Science: Studies of vowels in TIMIT database

Science: Studies of vowels in TIMIT database

Vowels in the TIMIT database were studied to test predictions of acoustic theory, and investigate the identifiable characteristics of vowels. Vowels in the TIMIT database were analyzed with a formant tracker, and F1 frequency and amplitude tracks computed.

Experiment 1: Presence of F1 peak in vowels

Acoustic theory predicts that F1 frequency should be lowered by constriction in the front half of the vocal tract. Therefore, F1 should show a peak in vowels between orally closed consonants. Experiments confirm the prediction. Most vowels (94% amp, 89% freq) show a peak somewhere in the vowel, including essentially all vowels between orally closed consonants. Exceptions are explainable by transcription error or formant tracker failure. F1 amplitude is more reliable than frequency.

Experiment 2: Coincidence of amplitude and frequency peaks in vowels

Acoustic theory predicts that F1 frequency and amplitude should peak together, if the source is stable. Experiments confirm the prediction. Peaks of amplitude and frequency are highly correlated. Both peaks tend to occur early in the vowel, and frequency peaks tend to occur earlier than amplitude peaks. Exceptions are explainable by transcription error or formant tracker failure.
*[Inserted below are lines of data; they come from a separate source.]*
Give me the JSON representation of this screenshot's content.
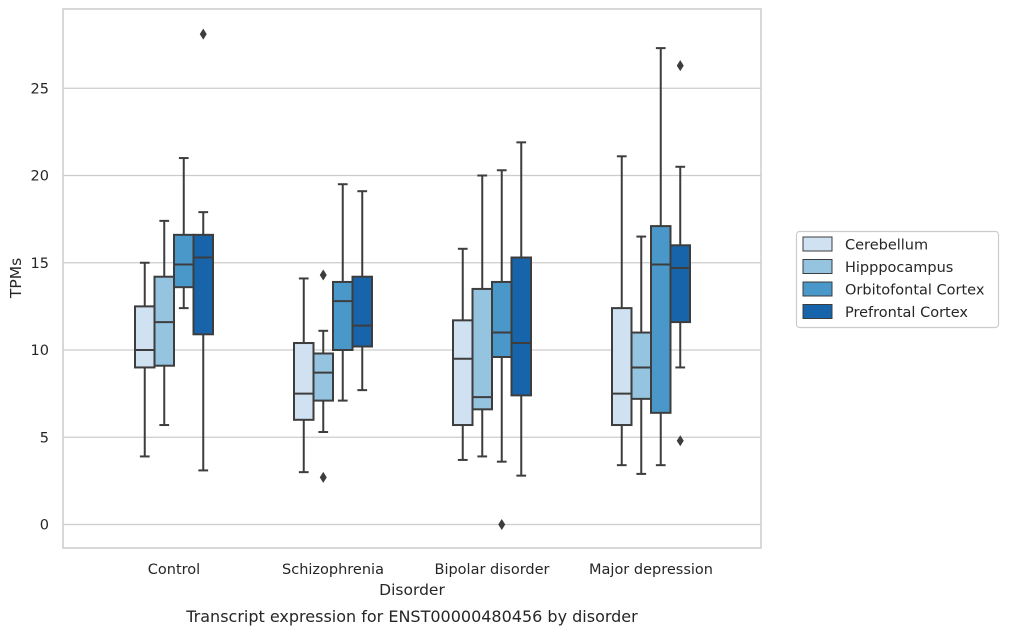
{
  "caption": "Transcript expression for ENST00000480456 by disorder",
  "colors": {
    "Cerebellum": "#d0e1f2",
    "Hipppocampus": "#94c4df",
    "Orbitofontal Cortex": "#4a98c9",
    "Prefrontal Cortex": "#1764ab",
    "box_edge": "#3d3d3d",
    "grid": "#cccccc",
    "frame": "#cccccc"
  },
  "chart_data": {
    "type": "box",
    "title": "",
    "xlabel": "Disorder",
    "ylabel": "TPMs",
    "ylim": [
      -1.3,
      29.0
    ],
    "yticks": [
      0,
      5,
      10,
      15,
      20,
      25
    ],
    "grid": "horizontal",
    "legend_position": "right",
    "categories": [
      "Control",
      "Schizophrenia",
      "Bipolar disorder",
      "Major depression"
    ],
    "series": [
      {
        "name": "Cerebellum",
        "boxes": [
          {
            "whisker_low": 3.9,
            "q1": 9.0,
            "median": 10.0,
            "q3": 12.5,
            "whisker_high": 15.0,
            "outliers": []
          },
          {
            "whisker_low": 3.0,
            "q1": 6.0,
            "median": 7.5,
            "q3": 10.4,
            "whisker_high": 14.1,
            "outliers": []
          },
          {
            "whisker_low": 3.7,
            "q1": 5.7,
            "median": 9.5,
            "q3": 11.7,
            "whisker_high": 15.8,
            "outliers": []
          },
          {
            "whisker_low": 3.4,
            "q1": 5.7,
            "median": 7.5,
            "q3": 12.4,
            "whisker_high": 21.1,
            "outliers": []
          }
        ]
      },
      {
        "name": "Hipppocampus",
        "boxes": [
          {
            "whisker_low": 5.7,
            "q1": 9.1,
            "median": 11.6,
            "q3": 14.2,
            "whisker_high": 17.4,
            "outliers": []
          },
          {
            "whisker_low": 5.3,
            "q1": 7.1,
            "median": 8.7,
            "q3": 9.8,
            "whisker_high": 11.1,
            "outliers": [
              2.7,
              14.3
            ]
          },
          {
            "whisker_low": 3.9,
            "q1": 6.6,
            "median": 7.3,
            "q3": 13.5,
            "whisker_high": 20.0,
            "outliers": []
          },
          {
            "whisker_low": 2.9,
            "q1": 7.2,
            "median": 9.0,
            "q3": 11.0,
            "whisker_high": 16.5,
            "outliers": []
          }
        ]
      },
      {
        "name": "Orbitofontal Cortex",
        "boxes": [
          {
            "whisker_low": 12.4,
            "q1": 13.6,
            "median": 14.9,
            "q3": 16.6,
            "whisker_high": 21.0,
            "outliers": []
          },
          {
            "whisker_low": 7.1,
            "q1": 10.0,
            "median": 12.8,
            "q3": 13.9,
            "whisker_high": 19.5,
            "outliers": []
          },
          {
            "whisker_low": 3.6,
            "q1": 9.6,
            "median": 11.0,
            "q3": 13.9,
            "whisker_high": 20.3,
            "outliers": [
              0.0
            ]
          },
          {
            "whisker_low": 3.4,
            "q1": 6.4,
            "median": 14.9,
            "q3": 17.1,
            "whisker_high": 27.3,
            "outliers": []
          }
        ]
      },
      {
        "name": "Prefrontal Cortex",
        "boxes": [
          {
            "whisker_low": 3.1,
            "q1": 10.9,
            "median": 15.3,
            "q3": 16.6,
            "whisker_high": 17.9,
            "outliers": [
              28.1
            ]
          },
          {
            "whisker_low": 7.7,
            "q1": 10.2,
            "median": 11.4,
            "q3": 14.2,
            "whisker_high": 19.1,
            "outliers": []
          },
          {
            "whisker_low": 2.8,
            "q1": 7.4,
            "median": 10.4,
            "q3": 15.3,
            "whisker_high": 21.9,
            "outliers": []
          },
          {
            "whisker_low": 9.0,
            "q1": 11.6,
            "median": 14.7,
            "q3": 16.0,
            "whisker_high": 20.5,
            "outliers": [
              4.8,
              26.3
            ]
          }
        ]
      }
    ]
  }
}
Experiment 3: Vowel quality at F1 peak vs. midpoint

If the F1 peak is a better location for judging vowel quality than the midpoint, LAFF labeling policy may need to be changed, since current labels are placed at the midpoint. A vowel classifier (K nearest neighbors) was tested on vowel spectra from the F1 peaks and the midpoints. Performance was not substantially different between the two types of spectra, although statistical test showed that they carry significantly different information.

Experiment 4: Fixed energy band vs. formant tracking

If a fixed energy band can provide performance comparable to the F1 energy, a formant tracker can be avoided. A fixed band (300 to 900 Hz) was found to be at least as good for peak picking as the F1 energy, and the performance was not sensitive to the exact values of band edges and transition widths.

Conclusions

Overall, experimental results agree with theoretical predictions. F1 peak is a good indicator of vowel presence (amplitude especially). The precise location of the vowel landmark is not critical. The simple fixed band energy works as well as using a formant tracker.